×
×
×
×

Importance of Checksum validation of downloaded .ppm file

Last Updated On: 21 May 2026|
6 minutes read |

A PPM file is the upgrade package you apply to keep OS Deployer up to date. This page walks through downloading the right ppm for the current setup and verifying it before use.

Understanding PPM Files

A .ppm file is a self-contained upgrade package for OS Deployer, applied through the Update Manager tool (UpdateManager.bat) included with the installation. Each PPM is version-specific — it must correspond to the current build before it can be applied.

AttributeDetails
File extension.ppm
Example filenameManageEngine_OS Deployer_SP_XXXXX.ppm
Typical file size200 MB — 1 GB
Applied using<InstallDir>\bin\UpdateManager.bat
Can be re-used?Yes — works on any server running the same source build

Choosing the Right PPM

The correct PPM depends on your . If you are more than one service pack behind the target, the upgrade must be completed in stages rather than in a single step.
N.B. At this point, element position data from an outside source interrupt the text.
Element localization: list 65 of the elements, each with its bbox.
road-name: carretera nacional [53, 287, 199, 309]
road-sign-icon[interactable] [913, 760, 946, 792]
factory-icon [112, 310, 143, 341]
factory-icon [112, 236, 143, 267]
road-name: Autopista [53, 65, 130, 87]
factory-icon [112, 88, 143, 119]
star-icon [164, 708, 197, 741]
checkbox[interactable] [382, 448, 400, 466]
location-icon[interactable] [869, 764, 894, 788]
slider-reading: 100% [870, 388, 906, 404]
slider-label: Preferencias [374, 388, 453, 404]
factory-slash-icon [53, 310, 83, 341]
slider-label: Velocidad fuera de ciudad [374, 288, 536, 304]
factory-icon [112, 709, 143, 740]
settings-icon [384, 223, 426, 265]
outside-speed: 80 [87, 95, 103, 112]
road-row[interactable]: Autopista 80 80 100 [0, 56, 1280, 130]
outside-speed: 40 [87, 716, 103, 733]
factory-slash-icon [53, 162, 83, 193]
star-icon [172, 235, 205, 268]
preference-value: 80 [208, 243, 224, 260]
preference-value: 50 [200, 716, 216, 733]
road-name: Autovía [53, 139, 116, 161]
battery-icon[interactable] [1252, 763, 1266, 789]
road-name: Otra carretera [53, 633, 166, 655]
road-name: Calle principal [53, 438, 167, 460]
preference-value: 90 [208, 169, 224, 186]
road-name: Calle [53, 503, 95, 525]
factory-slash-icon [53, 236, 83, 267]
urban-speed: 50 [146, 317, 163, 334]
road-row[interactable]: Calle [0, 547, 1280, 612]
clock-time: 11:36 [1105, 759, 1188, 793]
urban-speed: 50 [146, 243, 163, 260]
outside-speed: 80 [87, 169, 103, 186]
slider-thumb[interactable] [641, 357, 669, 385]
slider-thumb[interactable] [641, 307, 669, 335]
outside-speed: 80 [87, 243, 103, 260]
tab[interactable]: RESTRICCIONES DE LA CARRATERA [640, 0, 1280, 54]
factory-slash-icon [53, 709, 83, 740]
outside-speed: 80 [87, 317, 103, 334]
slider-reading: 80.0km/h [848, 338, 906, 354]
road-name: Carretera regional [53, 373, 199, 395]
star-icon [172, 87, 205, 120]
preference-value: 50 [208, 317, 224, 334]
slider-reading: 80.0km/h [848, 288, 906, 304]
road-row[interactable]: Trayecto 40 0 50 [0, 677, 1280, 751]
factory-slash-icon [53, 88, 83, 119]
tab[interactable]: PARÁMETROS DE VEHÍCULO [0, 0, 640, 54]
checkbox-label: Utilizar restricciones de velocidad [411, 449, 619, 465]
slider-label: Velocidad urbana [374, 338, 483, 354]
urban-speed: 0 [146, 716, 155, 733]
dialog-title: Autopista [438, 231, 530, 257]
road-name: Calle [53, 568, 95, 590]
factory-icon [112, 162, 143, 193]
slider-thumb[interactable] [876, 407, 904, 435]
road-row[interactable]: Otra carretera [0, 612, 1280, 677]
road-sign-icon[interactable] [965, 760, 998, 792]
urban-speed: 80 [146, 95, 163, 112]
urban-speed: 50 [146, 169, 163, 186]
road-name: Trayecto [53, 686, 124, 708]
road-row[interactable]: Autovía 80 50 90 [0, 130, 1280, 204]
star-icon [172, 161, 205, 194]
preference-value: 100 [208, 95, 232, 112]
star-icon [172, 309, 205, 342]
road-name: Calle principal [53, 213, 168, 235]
Before downloading, verify the recommended upgrade path on ManageEngine's OS Deployer official service pack page.

Method 1 — From the Console (Recommended)

  1. Log in to the OS Deployer web console.
  2. When an upgrade is available, a notification banner or a Download Now link will appear. Clicking it redirects to ManageEngine's service pack page, where the applicable PPM for your current build is listed.
  3. Note the file path displayed in the console before running Update Manager.

Method 2 — From the Service Pack Page

  1. Navigate to ManageEngine's OS Deployer service pack page.
  2. Locate the build version required for your upgrade.
  3. Click Download next to the relevant service pack or hotfix.
  4. Save the .ppm file to a local drive on the Central Server (e.g., C:\Upgrades\). Storing the file on a network share is not recommended, as intermittent read failures during the upgrade process are possible.

Checksum Validation

After downloading the PPM, verify the file's integrity before applying it to the server.

Validating File Integrity

A checksum confirms that the downloaded file is complete and unmodified. If the hash value does not match the published checksum, the file may be corrupted or incomplete. Applying a compromised PPM risks damaging the existing installation.

Do not skip this step

Checksum validation is especially important when the file has been transferred via USB, network share, or email. File corruption during transfer is a known cause of failed upgrades.

Steps to find the published Checksum

  1. Navigate to ManageEngine's service pack page.
  2. Locate the build you downloaded.
  3. Click the Checksum or MD5/SHA256 link next to the file.
  4. Copy the published hash value to compare against the output generated on your machine.
steps to find the published checksum of the .ppm file

Validating on Windows

Use the built-in certutil command on Windows — no additional tools are required.

MD5

certutil -hashfile "C:\Upgrades\ManageEngine_OS Deployer_SP_XXXXX.ppm" MD5

SHA256

certutil -hashfile "C:\Upgrades\ManageEngine_OS Deployer_SP_XXXXX.ppm" SHA256

Compare the generated output against the hash published on ManageEngine's service pack page. The comparison is case-insensitive.

Checksum Verified

If the checksum matches the published value, the PPM file is valid and safe to use. Proceed with the upgrade by running UpdateManager.bat against the validated PPM file.

Checksum Mismatch

  1. Do not apply the file.
  2. Delete the downloaded PPM and any partially extracted files.
  3. Re-download the file from ManageEngine's official service pack page using a stable connection.
  4. Validate the checksum of the re-downloaded file.
  5. If the mismatch persists after a fresh download, contact ManageEngine Support — the published checksum may have been recently updated.